Com uma visão destes três componentes, devemos calcular o esquema de uma luta contra o despudorado esquartejamento do PNDH-3 para agradar senhores feudais, imperadores da mídia, clero e milícia (perdão..., quis dizer “forças armadas”).
Para fixar idéias, vejamos ainda como atuam os inimigos dos DH no Brasil, e como funciona sua logística de combate.
O Combate contra os Direitos Humanos
A crítica do sistema prisional e repressivo, e a cumplicidade jurídica que o torna possível, é um tópico sobre o qual o presidente Lula se manifestou várias vezes, por exemplo:
1. Quando era oposição, na primeira campanha eleitoral, na crítica à sede de sangue da polícia e da direita paulista.
2. Depois de eleito, na denúncia da “caixa preta” do judiciário.

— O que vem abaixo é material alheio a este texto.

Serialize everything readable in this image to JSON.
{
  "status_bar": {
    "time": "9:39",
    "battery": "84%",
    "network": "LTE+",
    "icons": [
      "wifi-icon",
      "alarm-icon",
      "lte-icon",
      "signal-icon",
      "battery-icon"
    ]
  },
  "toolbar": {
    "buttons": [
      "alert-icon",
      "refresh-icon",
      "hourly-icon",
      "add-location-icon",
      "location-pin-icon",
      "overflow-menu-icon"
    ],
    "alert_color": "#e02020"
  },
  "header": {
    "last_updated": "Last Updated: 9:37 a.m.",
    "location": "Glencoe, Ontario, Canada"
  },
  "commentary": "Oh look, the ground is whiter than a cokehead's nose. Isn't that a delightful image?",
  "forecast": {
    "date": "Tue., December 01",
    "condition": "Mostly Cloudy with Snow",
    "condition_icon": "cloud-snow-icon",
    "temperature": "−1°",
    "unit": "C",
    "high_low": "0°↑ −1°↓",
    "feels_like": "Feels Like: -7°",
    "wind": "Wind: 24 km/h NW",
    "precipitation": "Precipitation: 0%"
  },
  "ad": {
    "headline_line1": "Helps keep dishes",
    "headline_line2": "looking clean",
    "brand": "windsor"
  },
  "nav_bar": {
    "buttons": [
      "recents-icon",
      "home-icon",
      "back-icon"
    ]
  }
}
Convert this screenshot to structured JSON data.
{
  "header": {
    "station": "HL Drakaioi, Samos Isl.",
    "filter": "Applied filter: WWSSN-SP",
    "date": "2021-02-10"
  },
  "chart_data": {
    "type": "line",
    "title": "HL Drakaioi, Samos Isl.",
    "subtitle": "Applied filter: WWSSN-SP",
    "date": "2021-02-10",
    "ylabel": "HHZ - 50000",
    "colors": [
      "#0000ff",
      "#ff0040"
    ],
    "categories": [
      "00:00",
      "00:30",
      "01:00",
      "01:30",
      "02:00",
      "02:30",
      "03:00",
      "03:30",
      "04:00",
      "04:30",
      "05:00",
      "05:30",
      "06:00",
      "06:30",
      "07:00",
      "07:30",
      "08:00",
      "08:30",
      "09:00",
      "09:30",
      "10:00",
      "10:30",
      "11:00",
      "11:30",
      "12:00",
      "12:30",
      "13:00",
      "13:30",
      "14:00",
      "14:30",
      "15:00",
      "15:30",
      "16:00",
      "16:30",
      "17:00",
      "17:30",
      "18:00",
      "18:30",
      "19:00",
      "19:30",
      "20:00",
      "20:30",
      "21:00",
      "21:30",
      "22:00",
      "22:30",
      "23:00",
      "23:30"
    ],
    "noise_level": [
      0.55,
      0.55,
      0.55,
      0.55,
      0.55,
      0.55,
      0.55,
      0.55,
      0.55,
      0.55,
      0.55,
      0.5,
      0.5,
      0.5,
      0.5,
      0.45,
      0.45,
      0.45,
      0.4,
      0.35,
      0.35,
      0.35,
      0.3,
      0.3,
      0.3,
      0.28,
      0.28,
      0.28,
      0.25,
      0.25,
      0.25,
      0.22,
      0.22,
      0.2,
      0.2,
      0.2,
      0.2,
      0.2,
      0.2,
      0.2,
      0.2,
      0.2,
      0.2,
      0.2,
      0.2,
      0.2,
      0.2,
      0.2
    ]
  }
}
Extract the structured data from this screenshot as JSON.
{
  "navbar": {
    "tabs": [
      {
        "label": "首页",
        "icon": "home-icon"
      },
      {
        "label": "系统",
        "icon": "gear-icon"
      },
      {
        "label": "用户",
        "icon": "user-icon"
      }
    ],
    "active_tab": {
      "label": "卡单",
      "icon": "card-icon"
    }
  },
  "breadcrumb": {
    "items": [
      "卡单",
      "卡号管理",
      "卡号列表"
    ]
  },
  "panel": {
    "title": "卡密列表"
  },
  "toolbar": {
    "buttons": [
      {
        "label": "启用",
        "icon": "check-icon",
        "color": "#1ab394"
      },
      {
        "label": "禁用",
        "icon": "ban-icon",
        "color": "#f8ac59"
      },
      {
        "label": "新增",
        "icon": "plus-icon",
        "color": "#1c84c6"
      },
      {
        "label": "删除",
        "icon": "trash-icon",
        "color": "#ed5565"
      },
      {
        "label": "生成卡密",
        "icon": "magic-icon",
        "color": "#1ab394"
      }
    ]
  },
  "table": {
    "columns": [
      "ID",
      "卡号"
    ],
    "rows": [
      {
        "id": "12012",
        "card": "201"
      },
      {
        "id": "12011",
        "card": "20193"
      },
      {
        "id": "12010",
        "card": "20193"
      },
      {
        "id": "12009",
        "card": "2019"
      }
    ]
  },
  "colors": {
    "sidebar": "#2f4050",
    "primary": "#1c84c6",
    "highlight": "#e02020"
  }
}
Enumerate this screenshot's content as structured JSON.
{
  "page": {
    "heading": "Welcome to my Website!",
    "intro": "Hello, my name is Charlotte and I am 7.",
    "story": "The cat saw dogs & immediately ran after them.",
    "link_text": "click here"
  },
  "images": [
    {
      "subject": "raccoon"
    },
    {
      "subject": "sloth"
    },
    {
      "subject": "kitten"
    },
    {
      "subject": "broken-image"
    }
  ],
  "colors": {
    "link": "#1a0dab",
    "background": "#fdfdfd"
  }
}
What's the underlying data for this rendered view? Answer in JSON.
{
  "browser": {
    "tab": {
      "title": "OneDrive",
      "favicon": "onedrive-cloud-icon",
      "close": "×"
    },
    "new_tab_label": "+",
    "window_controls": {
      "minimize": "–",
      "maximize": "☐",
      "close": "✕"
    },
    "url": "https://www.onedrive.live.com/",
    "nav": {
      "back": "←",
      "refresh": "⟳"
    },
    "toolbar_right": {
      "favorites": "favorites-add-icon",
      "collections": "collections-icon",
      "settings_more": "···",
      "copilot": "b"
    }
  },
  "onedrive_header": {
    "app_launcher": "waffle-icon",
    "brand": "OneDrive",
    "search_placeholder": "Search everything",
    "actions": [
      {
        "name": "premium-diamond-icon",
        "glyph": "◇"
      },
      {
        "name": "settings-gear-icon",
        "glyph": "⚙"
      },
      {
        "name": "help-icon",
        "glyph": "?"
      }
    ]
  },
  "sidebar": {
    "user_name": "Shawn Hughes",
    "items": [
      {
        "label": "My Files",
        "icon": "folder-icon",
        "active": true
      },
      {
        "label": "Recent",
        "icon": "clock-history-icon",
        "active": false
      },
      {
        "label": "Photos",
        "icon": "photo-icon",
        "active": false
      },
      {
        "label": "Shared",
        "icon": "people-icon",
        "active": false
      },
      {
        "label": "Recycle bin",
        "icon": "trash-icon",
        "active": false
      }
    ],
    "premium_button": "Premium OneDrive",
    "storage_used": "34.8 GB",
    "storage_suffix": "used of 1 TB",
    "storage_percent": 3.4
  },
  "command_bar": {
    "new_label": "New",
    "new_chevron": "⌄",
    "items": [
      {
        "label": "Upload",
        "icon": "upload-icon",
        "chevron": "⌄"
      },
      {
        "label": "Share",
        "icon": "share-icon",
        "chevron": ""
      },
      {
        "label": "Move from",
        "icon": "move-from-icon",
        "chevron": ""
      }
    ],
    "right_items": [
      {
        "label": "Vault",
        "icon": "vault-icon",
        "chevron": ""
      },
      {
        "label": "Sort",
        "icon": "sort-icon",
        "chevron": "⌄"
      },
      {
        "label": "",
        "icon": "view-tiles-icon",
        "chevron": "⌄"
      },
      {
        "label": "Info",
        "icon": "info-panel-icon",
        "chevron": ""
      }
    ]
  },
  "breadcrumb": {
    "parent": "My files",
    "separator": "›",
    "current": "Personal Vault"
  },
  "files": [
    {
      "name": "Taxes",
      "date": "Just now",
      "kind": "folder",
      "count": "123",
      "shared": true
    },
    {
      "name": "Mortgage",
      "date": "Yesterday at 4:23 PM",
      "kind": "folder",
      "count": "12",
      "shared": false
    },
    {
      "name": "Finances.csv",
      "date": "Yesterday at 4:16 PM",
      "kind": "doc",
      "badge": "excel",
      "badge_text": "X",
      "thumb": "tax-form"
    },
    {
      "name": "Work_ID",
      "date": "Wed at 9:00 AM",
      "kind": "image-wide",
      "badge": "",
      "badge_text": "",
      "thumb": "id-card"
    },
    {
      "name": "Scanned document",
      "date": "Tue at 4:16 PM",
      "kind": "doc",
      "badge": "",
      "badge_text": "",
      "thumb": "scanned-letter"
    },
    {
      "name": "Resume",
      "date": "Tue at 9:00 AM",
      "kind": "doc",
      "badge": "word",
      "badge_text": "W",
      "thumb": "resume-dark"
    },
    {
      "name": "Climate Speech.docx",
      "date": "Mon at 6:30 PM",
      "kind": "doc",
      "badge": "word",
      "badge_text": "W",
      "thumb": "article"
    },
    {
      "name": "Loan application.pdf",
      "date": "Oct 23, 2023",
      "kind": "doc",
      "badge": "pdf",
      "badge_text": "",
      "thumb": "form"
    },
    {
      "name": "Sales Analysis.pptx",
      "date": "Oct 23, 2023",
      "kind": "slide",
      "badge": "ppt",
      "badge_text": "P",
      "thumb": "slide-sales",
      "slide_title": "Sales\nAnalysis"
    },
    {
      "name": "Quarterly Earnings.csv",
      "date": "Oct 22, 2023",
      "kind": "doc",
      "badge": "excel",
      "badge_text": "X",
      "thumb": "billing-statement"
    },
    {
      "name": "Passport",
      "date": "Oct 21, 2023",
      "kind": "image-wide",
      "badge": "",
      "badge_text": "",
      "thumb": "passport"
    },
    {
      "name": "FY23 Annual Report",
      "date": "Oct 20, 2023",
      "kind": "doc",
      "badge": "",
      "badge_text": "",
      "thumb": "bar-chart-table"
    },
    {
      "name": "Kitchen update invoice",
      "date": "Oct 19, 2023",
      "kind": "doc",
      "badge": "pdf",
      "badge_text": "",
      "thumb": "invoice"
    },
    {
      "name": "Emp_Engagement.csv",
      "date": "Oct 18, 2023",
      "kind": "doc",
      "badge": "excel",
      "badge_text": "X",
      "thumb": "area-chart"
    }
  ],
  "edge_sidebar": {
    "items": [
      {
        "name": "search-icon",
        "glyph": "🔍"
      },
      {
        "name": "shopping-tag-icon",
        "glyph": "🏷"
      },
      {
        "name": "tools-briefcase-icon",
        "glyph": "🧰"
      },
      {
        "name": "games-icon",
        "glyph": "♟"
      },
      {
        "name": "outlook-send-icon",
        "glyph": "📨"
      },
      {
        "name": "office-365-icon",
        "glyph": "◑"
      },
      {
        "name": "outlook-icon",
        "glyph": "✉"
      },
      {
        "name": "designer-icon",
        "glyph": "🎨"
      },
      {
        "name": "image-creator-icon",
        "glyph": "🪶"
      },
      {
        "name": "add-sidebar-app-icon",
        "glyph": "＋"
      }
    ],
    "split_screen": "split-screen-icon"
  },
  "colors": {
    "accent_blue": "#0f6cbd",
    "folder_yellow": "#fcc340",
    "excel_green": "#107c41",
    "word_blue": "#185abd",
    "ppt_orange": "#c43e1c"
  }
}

3. A posição contrária à penalização da pobreza e dos menores, em novembro de 2003, quando, durante uma passeata de corte neofascista, um líder de uma comunidade religiosa defendeu a pena de morte. Esta atitude do presidente, porém, foi ofuscada pela subserviência do MJ com os pais de uma das vítimas, enquanto dúzias de jovens pobres assassinados não mereciam nenhuma atenção. Entretanto, valeu a intenção do chefe do estado.
4. Durante o massacre de membros do PCC, em março de 2006, organizado pela secretaria de segurança de São Paulo, pela franqueza de mostrar que a violência marginal não existiria se os jovens infratores tivessem tido mais educação e menos repressão.
Essa manifestação foi corajosa, porque implicava colocar-se na mira da classe média branca estadual, europeizada e pró-fascista, e do grupo de psicopatas terminais que secundavam o truculento secretário de segurança.
5. Recentemente, pelo respaldo dado a Tarso Genro no caso Battisti e a séria resposta ao esclerótico ex-stalinista que atua como decorativo presidente da Itália.
Parece assim que, intimamente, o presidente tivesse simpatia pelos PNDH, apesar de seu pragmatismo e sua política “de resultados”. Algumas reflexões espontâneas deixaram entrever que não dissentia pessoalmente do espírito geral do plano, embora decidisse subordiná-lo ao mercado de influências que caracteriza nossa “democracia”. Com esta observação, não pretendo justificar o fato notório de que o presidente procura acalmar a ira das casernas, em vez de fazer sentir a autoridade política que, se estivéssemos realmente num país democrático, teria.
Ora, o 1% da população que decide a seu prazer sobre os destinos do país, e o 5% que colabora com ela (não me refiro a um 40% que a vota por falta de esclarecimento) se juramentou numa santa cruzada contra o PNDH-3. O estilo deste pogrom não é menos paranoico que o daqueles que viam o fantasma do comunismo na Europa de 1848. Afinal, essas corporações formam, em seu conjunto, o que o economista Paul Samuelson (1915-2009) batizou como fascismo de mercado.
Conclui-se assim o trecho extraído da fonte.